I am working with the Yelp data-set available online. I've been trying to optimize my query for days. For the schema I'll list below, I need to construct a query to provide the following:
- Given a user's UID, display the most recent review information for each of the user's friends.
Here's the schema:
CREATE TABLE business(
bid varchar(40) PRIMARY KEY,
name varchar(100),
city varchar(40),
state char(2),
zip varchar(10),
latitude real,
longitude real,
address varchar(100),
numreviews INTEGER DEFAULT 0,
numcheckins INTEGER DEFAULT 0,
avgreview float DEFAULT 0,
isopen bool,
stars float
);
CREATE TABLE users(
uid varchar(40) PRIMARY KEY,
name varchar(40),
avgstars float,
fans INTEGER,
coolvotes INTEGER,
reviewcount INTEGER,
funnyvotes INTEGER,
signup varchar(20),
usefulvotes INTEGER,
latitude real,
longitude real
);
CREATE TABLE reviews(
rid varchar(40) PRIMARY KEY,
bid varchar(40),
uid varchar(40),
stars float,
date varchar(20),
funny INTEGER,
useful INTEGER,
cool INTEGER,
text varchar(1024),
FOREIGN KEY (uid) REFERENCES users(uid),
FOREIGN KEY (bid) REFERENCES business(bid)
);
CREATE TABLE friends(
uid varchar(40) REFERENCES users(uid),
fid varchar(40) REFERENCES users(uid)
);
Here's an example of the desired output:
For each of the user's friends, I display the following:
- The friend's name
- The name of the business from their most recent review
- The city of the business from their most recent review
- The text from their most recent review
Currently this is the only "solution" I've had success with.
Step 1: Get a list of all of the IDs for each of the user's friends.
SELECT fid from friends where uid = '{userId}'
This returns a list of all of the user ID's for each of the user's friends.
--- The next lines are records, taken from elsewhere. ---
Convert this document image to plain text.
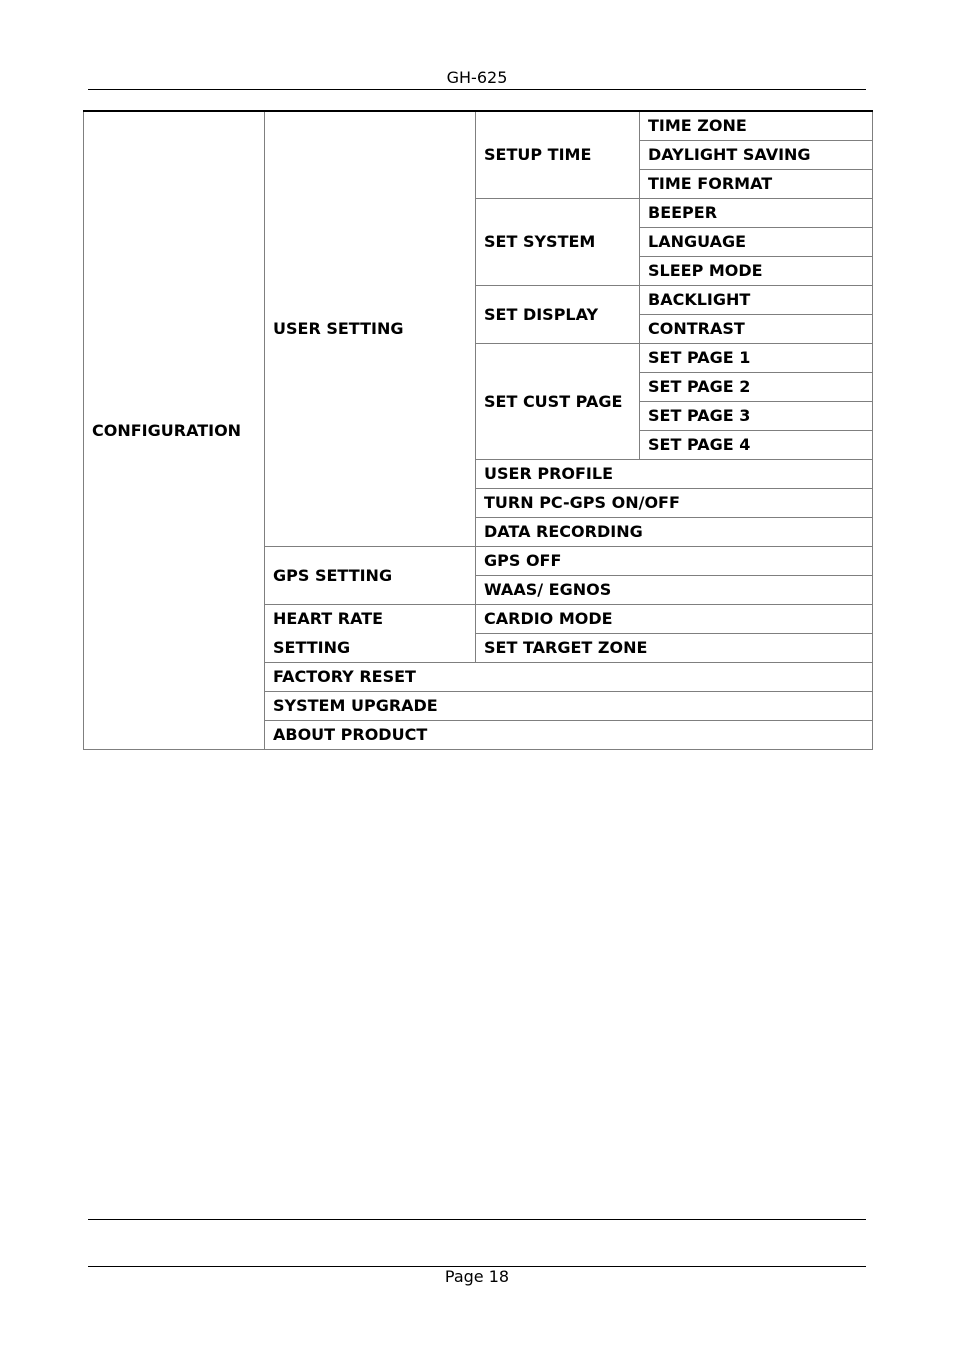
GH-625
CONFIGURATION	USER SETTING	SETUP TIME	TIME ZONE
			DAYLIGHT SAVING
			TIME FORMAT
		SET SYSTEM	BEEPER
			LANGUAGE
			SLEEP MODE
		SET DISPLAY	BACKLIGHT
			CONTRAST
		SET CUST PAGE	SET PAGE 1
			SET PAGE 2
			SET PAGE 3
			SET PAGE 4
		USER PROFILE	
		TURN PC-GPS ON/OFF	
		DATA RECORDING	
	GPS SETTING	GPS OFF	
		WAAS/ EGNOS	
	HEART RATE	CARDIO MODE	
	SETTING	SET TARGET ZONE	
	FACTORY RESET		
	SYSTEM UPGRADE		
	ABOUT PRODUCT		
Page 18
So I basically have a friend ID list.
Step 2: With this information, I run a foreach
loop in my program over that list. For each iteration of the friend ID list, I execute the below query and provide the temporary friend ID for the current iteration of the loop:
SELECT U.name, B.name, B.city, R.text, R.date FROM reviews as R, users as U, business as B
WHERE U.uid = '{currentFriendId}'
AND R.uid = '{currentFriendId}'
AND B.bid = R.bid
AND date = (SELECT MAX(date) FROM reviews WHERE uid = '{currentFriendId}')
For EACH time I run this for loop, I get a single line of output for what I desire, such as this:
This is great...except I have to run this query for every single one of the user's friends. This is extremely costly.
Goal: I'm trying to combine these 2 queries, or revamp them completely, to generate all of the rows at once in a single query.
Question: Given the information provided, how can I fix my queries to generate all of this information from a single query?